How the culture wars adversely affect young people

Apr 13, 2021 by

by Josephine Bartosch, The Critic:

Young people’s bodies have become collateral damage in the ongoing culture wars as politicians continue to pander to trans ideology.

From claims that Jesus was trans to demands for puppies for snowflake students, outrage and offence keep people like me in pocket. Indeed, anyone worth their column inches will have faced calls for “cancellation” or “no platforming”. But under such headlines there are people who bear real scars from the culture wars. Those caught in the crossfire are most often children and young people in need of support; they have been failed by the adults and institutions that should have their best interests at heart.

That’s why voices like Keira Bell’s are uniquely powerful; reasoned and calm, on 7 April Bell told her story of how she came to believe that her problems would be solved by transitioning to become male. In a moving and personal account of her experience for Persuasion she explained: I had so many issues that it was comforting to think I really had only one that needed solving: I was a male in a female body. But it was the job of the professionals to consider all my co-morbidities, not just to affirm my naïve hope that everything could be solved with hormones and surgery.”

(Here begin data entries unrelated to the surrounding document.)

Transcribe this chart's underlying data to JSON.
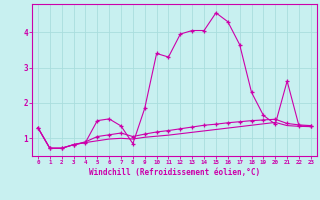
{
  "title": "",
  "xlabel": "Windchill (Refroidissement éolien,°C)",
  "ylabel": "",
  "background_color": "#c8f0f0",
  "line_color": "#cc00aa",
  "grid_color": "#aadddd",
  "xlim": [
    -0.5,
    23.5
  ],
  "ylim": [
    0.5,
    4.8
  ],
  "xticks": [
    0,
    1,
    2,
    3,
    4,
    5,
    6,
    7,
    8,
    9,
    10,
    11,
    12,
    13,
    14,
    15,
    16,
    17,
    18,
    19,
    20,
    21,
    22,
    23
  ],
  "yticks": [
    1,
    2,
    3,
    4
  ],
  "series1": [
    [
      0,
      1.3
    ],
    [
      1,
      0.72
    ],
    [
      2,
      0.72
    ],
    [
      3,
      0.82
    ],
    [
      4,
      0.88
    ],
    [
      5,
      1.5
    ],
    [
      6,
      1.55
    ],
    [
      7,
      1.35
    ],
    [
      8,
      0.85
    ],
    [
      9,
      1.85
    ],
    [
      10,
      3.4
    ],
    [
      11,
      3.3
    ],
    [
      12,
      3.95
    ],
    [
      13,
      4.05
    ],
    [
      14,
      4.05
    ],
    [
      15,
      4.55
    ],
    [
      16,
      4.3
    ],
    [
      17,
      3.65
    ],
    [
      18,
      2.3
    ],
    [
      19,
      1.65
    ],
    [
      20,
      1.4
    ],
    [
      21,
      2.62
    ],
    [
      22,
      1.35
    ],
    [
      23,
      1.35
    ]
  ],
  "series2": [
    [
      0,
      1.3
    ],
    [
      1,
      0.72
    ],
    [
      2,
      0.72
    ],
    [
      3,
      0.82
    ],
    [
      4,
      0.9
    ],
    [
      5,
      1.05
    ],
    [
      6,
      1.1
    ],
    [
      7,
      1.15
    ],
    [
      8,
      1.05
    ],
    [
      9,
      1.12
    ],
    [
      10,
      1.18
    ],
    [
      11,
      1.22
    ],
    [
      12,
      1.27
    ],
    [
      13,
      1.32
    ],
    [
      14,
      1.37
    ],
    [
      15,
      1.4
    ],
    [
      16,
      1.44
    ],
    [
      17,
      1.47
    ],
    [
      18,
      1.5
    ],
    [
      19,
      1.52
    ],
    [
      20,
      1.54
    ],
    [
      21,
      1.42
    ],
    [
      22,
      1.38
    ],
    [
      23,
      1.36
    ]
  ],
  "series3": [
    [
      0,
      1.3
    ],
    [
      1,
      0.72
    ],
    [
      2,
      0.72
    ],
    [
      3,
      0.82
    ],
    [
      4,
      0.88
    ],
    [
      5,
      0.93
    ],
    [
      6,
      0.98
    ],
    [
      7,
      1.0
    ],
    [
      8,
      0.98
    ],
    [
      9,
      1.03
    ],
    [
      10,
      1.06
    ],
    [
      11,
      1.09
    ],
    [
      12,
      1.13
    ],
    [
      13,
      1.17
    ],
    [
      14,
      1.21
    ],
    [
      15,
      1.25
    ],
    [
      16,
      1.29
    ],
    [
      17,
      1.33
    ],
    [
      18,
      1.37
    ],
    [
      19,
      1.41
    ],
    [
      20,
      1.45
    ],
    [
      21,
      1.36
    ],
    [
      22,
      1.34
    ],
    [
      23,
      1.33
    ]
  ]
}
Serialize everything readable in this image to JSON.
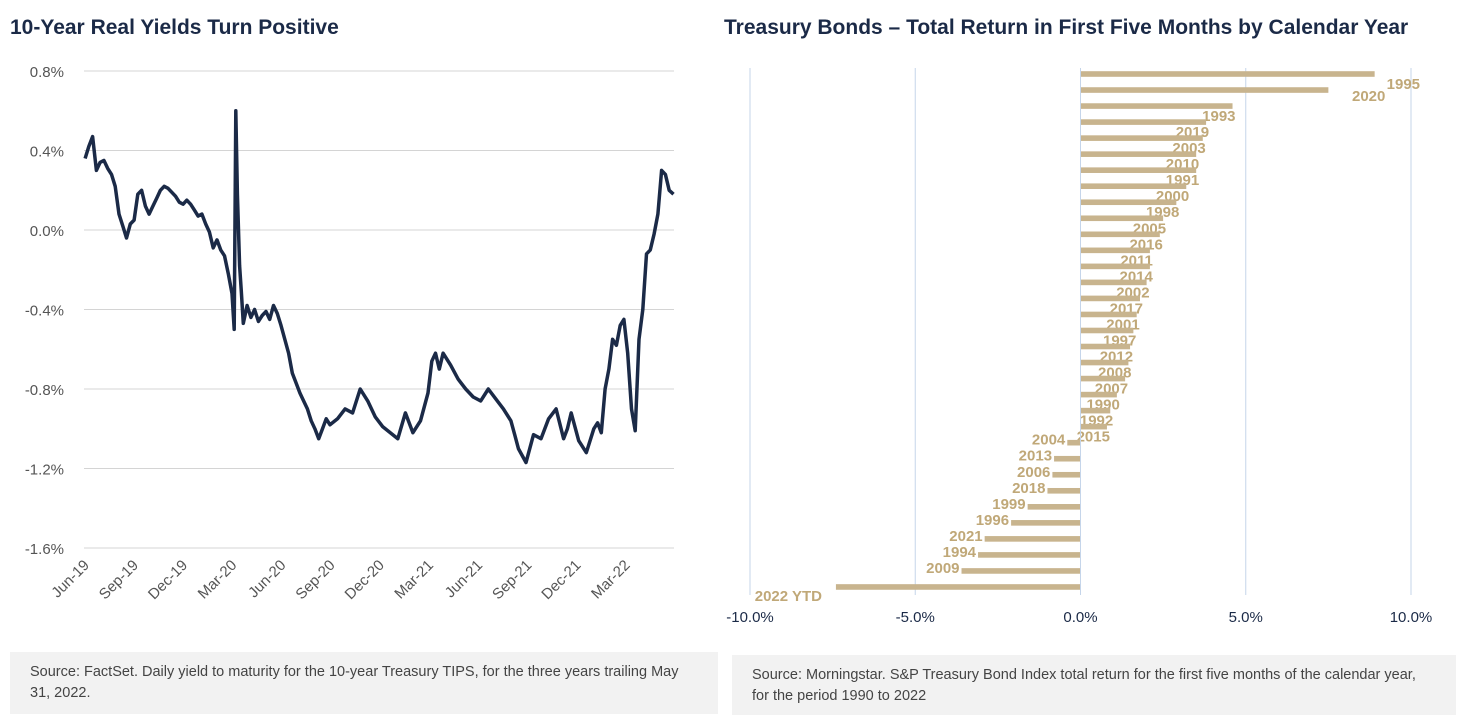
{
  "chart_data": [
    {
      "type": "line",
      "title": "10-Year Real Yields Turn Positive",
      "xlabel": "",
      "ylabel": "",
      "ylim": [
        -1.6,
        0.8
      ],
      "y_ticks": [
        0.8,
        0.4,
        0.0,
        -0.4,
        -0.8,
        -1.2,
        -1.6
      ],
      "y_tick_labels": [
        "0.8%",
        "0.4%",
        "0.0%",
        "-0.4%",
        "-0.8%",
        "-1.2%",
        "-1.6%"
      ],
      "x_tick_labels": [
        "Jun-19",
        "Sep-19",
        "Dec-19",
        "Mar-20",
        "Jun-20",
        "Sep-20",
        "Dec-20",
        "Mar-21",
        "Jun-21",
        "Sep-21",
        "Dec-21",
        "Mar-22"
      ],
      "grid": true,
      "line_color": "#1b2a47",
      "series": [
        {
          "x": [
            "2019-06-03",
            "2019-06-10",
            "2019-06-17",
            "2019-06-24",
            "2019-07-01",
            "2019-07-08",
            "2019-07-15",
            "2019-07-22",
            "2019-07-29",
            "2019-08-05",
            "2019-08-12",
            "2019-08-19",
            "2019-08-26",
            "2019-09-02",
            "2019-09-09",
            "2019-09-16",
            "2019-09-23",
            "2019-09-30",
            "2019-10-07",
            "2019-10-14",
            "2019-10-21",
            "2019-10-28",
            "2019-11-04",
            "2019-11-11",
            "2019-11-18",
            "2019-11-25",
            "2019-12-02",
            "2019-12-09",
            "2019-12-16",
            "2019-12-23",
            "2019-12-30",
            "2020-01-06",
            "2020-01-13",
            "2020-01-20",
            "2020-01-27",
            "2020-02-03",
            "2020-02-10",
            "2020-02-17",
            "2020-02-24",
            "2020-03-02",
            "2020-03-06",
            "2020-03-09",
            "2020-03-12",
            "2020-03-16",
            "2020-03-19",
            "2020-03-23",
            "2020-03-30",
            "2020-04-06",
            "2020-04-13",
            "2020-04-20",
            "2020-04-27",
            "2020-05-04",
            "2020-05-11",
            "2020-05-18",
            "2020-05-25",
            "2020-06-01",
            "2020-06-08",
            "2020-06-15",
            "2020-06-22",
            "2020-06-29",
            "2020-07-06",
            "2020-07-13",
            "2020-07-20",
            "2020-07-27",
            "2020-08-03",
            "2020-08-10",
            "2020-08-17",
            "2020-08-24",
            "2020-08-31",
            "2020-09-14",
            "2020-09-28",
            "2020-10-12",
            "2020-10-26",
            "2020-11-09",
            "2020-11-23",
            "2020-12-07",
            "2020-12-21",
            "2021-01-04",
            "2021-01-18",
            "2021-02-01",
            "2021-02-15",
            "2021-03-01",
            "2021-03-08",
            "2021-03-15",
            "2021-03-22",
            "2021-03-29",
            "2021-04-12",
            "2021-04-26",
            "2021-05-10",
            "2021-05-24",
            "2021-06-07",
            "2021-06-21",
            "2021-07-05",
            "2021-07-19",
            "2021-08-02",
            "2021-08-09",
            "2021-08-16",
            "2021-08-30",
            "2021-09-13",
            "2021-09-27",
            "2021-10-11",
            "2021-10-25",
            "2021-11-08",
            "2021-11-15",
            "2021-11-22",
            "2021-12-06",
            "2021-12-20",
            "2022-01-03",
            "2022-01-10",
            "2022-01-17",
            "2022-01-24",
            "2022-01-31",
            "2022-02-07",
            "2022-02-14",
            "2022-02-21",
            "2022-02-28",
            "2022-03-07",
            "2022-03-14",
            "2022-03-21",
            "2022-03-28",
            "2022-04-04",
            "2022-04-11",
            "2022-04-18",
            "2022-04-25",
            "2022-05-02",
            "2022-05-09",
            "2022-05-16",
            "2022-05-23",
            "2022-05-31"
          ],
          "values": [
            0.36,
            0.42,
            0.47,
            0.3,
            0.34,
            0.35,
            0.31,
            0.28,
            0.22,
            0.08,
            0.02,
            -0.04,
            0.03,
            0.05,
            0.18,
            0.2,
            0.12,
            0.08,
            0.12,
            0.16,
            0.2,
            0.22,
            0.21,
            0.19,
            0.17,
            0.14,
            0.13,
            0.15,
            0.13,
            0.1,
            0.07,
            0.08,
            0.03,
            -0.01,
            -0.09,
            -0.05,
            -0.1,
            -0.13,
            -0.22,
            -0.32,
            -0.5,
            0.6,
            0.18,
            -0.18,
            -0.3,
            -0.47,
            -0.38,
            -0.44,
            -0.4,
            -0.46,
            -0.43,
            -0.41,
            -0.45,
            -0.38,
            -0.42,
            -0.48,
            -0.55,
            -0.62,
            -0.72,
            -0.77,
            -0.82,
            -0.86,
            -0.9,
            -0.96,
            -1.0,
            -1.05,
            -1.0,
            -0.95,
            -0.98,
            -0.95,
            -0.9,
            -0.92,
            -0.8,
            -0.86,
            -0.94,
            -0.99,
            -1.02,
            -1.05,
            -0.92,
            -1.02,
            -0.96,
            -0.82,
            -0.66,
            -0.62,
            -0.7,
            -0.62,
            -0.68,
            -0.75,
            -0.8,
            -0.84,
            -0.86,
            -0.8,
            -0.85,
            -0.9,
            -0.96,
            -1.03,
            -1.1,
            -1.17,
            -1.03,
            -1.05,
            -0.95,
            -0.9,
            -1.05,
            -1.0,
            -0.92,
            -1.06,
            -1.12,
            -1.0,
            -0.97,
            -1.02,
            -0.8,
            -0.7,
            -0.55,
            -0.58,
            -0.48,
            -0.45,
            -0.62,
            -0.9,
            -1.01,
            -0.55,
            -0.4,
            -0.12,
            -0.1,
            -0.02,
            0.08,
            0.3,
            0.28,
            0.2,
            0.18
          ]
        }
      ]
    },
    {
      "type": "bar",
      "orientation": "horizontal",
      "title": "Treasury Bonds – Total Return in First Five Months by Calendar Year",
      "xlabel": "",
      "ylabel": "",
      "xlim": [
        -10.0,
        10.0
      ],
      "x_ticks": [
        -10.0,
        -5.0,
        0.0,
        5.0,
        10.0
      ],
      "x_tick_labels": [
        "-10.0%",
        "-5.0%",
        "0.0%",
        "5.0%",
        "10.0%"
      ],
      "grid": true,
      "bar_color": "#c8b48e",
      "label_color": "#c0a878",
      "categories": [
        "1995",
        "2020",
        "1993",
        "2019",
        "2003",
        "2010",
        "1991",
        "2000",
        "1998",
        "2005",
        "2016",
        "2011",
        "2014",
        "2002",
        "2017",
        "2001",
        "1997",
        "2012",
        "2008",
        "2007",
        "1990",
        "1992",
        "2015",
        "2004",
        "2013",
        "2006",
        "2018",
        "1999",
        "1996",
        "2021",
        "1994",
        "2009",
        "2022 YTD"
      ],
      "values": [
        8.9,
        7.5,
        4.6,
        3.8,
        3.7,
        3.5,
        3.5,
        3.2,
        2.9,
        2.5,
        2.4,
        2.1,
        2.1,
        2.0,
        1.8,
        1.7,
        1.6,
        1.5,
        1.45,
        1.35,
        1.1,
        0.9,
        0.8,
        -0.4,
        -0.8,
        -0.85,
        -1.0,
        -1.6,
        -2.1,
        -2.9,
        -3.1,
        -3.6,
        -7.4
      ]
    }
  ],
  "sources": {
    "left": "Source: FactSet. Daily yield to maturity for the 10-year Treasury TIPS, for the three years trailing May 31, 2022.",
    "right": "Source: Morningstar. S&P Treasury Bond Index total return for the first five months of the calendar year, for the period 1990 to 2022"
  }
}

[…]  The policies that led to the medicalisation of young women like Bell were formed in the dark, with little political or journalistic scrutiny. Some have suggested this is no accident; in 2019 a report produced by the LGBT pressure group IGLYO (with assistance from staff at the international law firm Dentons) advised those lobbying for “legal gender recognition for youth” to “intervene early in the legislative process and ideally before it has even started” and to “avoid excessive press coverage and exposure”.